Friday, July 24, 2015
Review: Southpaw (2015)
'Southpaw' Is Hardly A Knockout, Yet Its Lead Actor Throws A Giant Punch
It would certainly make sense that, as part of the recent career roll he's been on, Jake Gyllenhaal would give another performance that throws a big punch, screaming "I'm back, baby!".
Southpaw follows the story of a boxer named Billy Hope (Jake Gyllenhaal) who seems like he is riding high until one night, a fellow boxer antagonizes him, resulting in a fight as well as the death of his wife (Rachel McAdams). Now, having lost everything including his daughter to child services, Hope must aim for a shot at redemption and get back in the ring.
I'll start off with the tour-de-force by Jake Gyllenhaal. Having finally capitalized on his early promise he showed in films like Brokeback Mountain and Donnie Darko, Gyllenhaal continues the roll he is on with his work in this. The genius of his performance is that while he showcases Billy's redeemable qualities, he isn't afraid to show his negative sides as well and how he tends to take his rage in the ring outside of it. His Billy Hope wouldn't come within a mile radius of his Lou Bloom in Nightcrawler, further solidifying his chameleonic range and I am excited to see his next moves. Even though Rachel McAdams has limited screen time, she certainly makes the most of it as Billy's wife Maureen, who is the glue that holds him together. McAdams is given the typical "stressed out wife" role that we often see in sports or biopic movies, but she elevates it by providing a mix of warmth and quiet toughness. I also would like to acknowledge Oona Laurence, who plays Billy's daughter Leila. For such a young child actress, she not only plays the role as someone wise beyond her years, but doesn't play up the maturity factor and act too adult. Laurence simply portrays Leila as a girl going through the motions. Forest Whitaker also provides solid support as a former boxer who trains Billy for the climactic fight and also regularly trains young boys in the city to help them escape their environment.
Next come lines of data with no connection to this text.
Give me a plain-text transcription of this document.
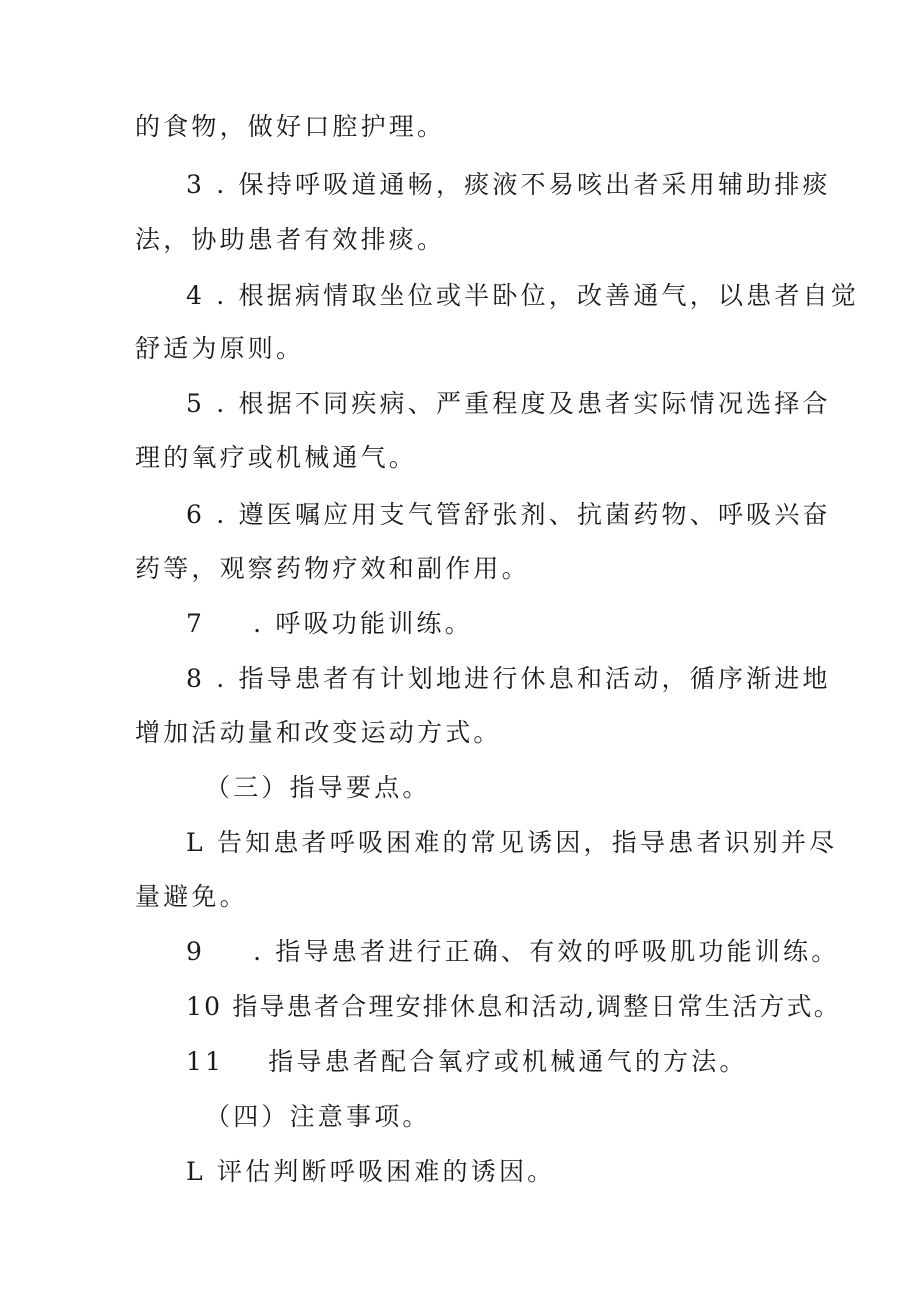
的食物，做好口腔护理。
3 . 保持呼吸道通畅，痰液不易咳出者采用辅助排痰
法，协助患者有效排痰。
4 . 根据病情取坐位或半卧位，改善通气，以患者自觉
舒适为原则。
5 . 根据不同疾病、严重程度及患者实际情况选择合
理的氧疗或机械通气。
6 . 遵医嘱应用支气管舒张剂、抗菌药物、呼吸兴奋
药等，观察药物疗效和副作用。
7 . 呼吸功能训练。
8 . 指导患者有计划地进行休息和活动，循序渐进地
增加活动量和改变运动方式。
（三）指导要点。
L 告知患者呼吸困难的常见诱因，指导患者识别并尽
量避免。
9 . 指导患者进行正确、有效的呼吸肌功能训练。
10 指导患者合理安排休息和活动,调整日常生活方式。
11 指导患者配合氧疗或机械通气的方法。
（四）注意事项。
L 评估判断呼吸困难的诱因。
I also liked how it demonstrated the theme of trying to escape your environment. At first, it is hinted that Billy didn't have the greatest upbringing and that he grew up an orphan. But his upbringing slowly comes back to him as he loses his fortune and his daughter is put in Social Services. While I didn't feel that angle was explored enough, it is still interesting they went in that direction at least.
To me, the biggest problem lies in the script. Not only was it predictable, but it is sort of boxing you on the head with its sentimentality, begging you to feel sorry for the main character when he loses everything. I would've preferred they had just maybe kept the wife's death so that he would have one main motivation to get back in the ring and redeem himself for what happened. Thankfully, as Billy predictably changes his ways, Gyllenhaal handles his arc very nicely.
Overall, Southpaw is ridden with cliches, or "hit with too many punches", yet its material is elevated by Oscar-worthy work by its leading actor. He also has an astounding cast supporting them that elevate the material they are given as well.
Would I Recommend It?:
While the film is predictable, I would still recommend it just for Jake Gyllenhaal's performance that is mentally and physically transformative.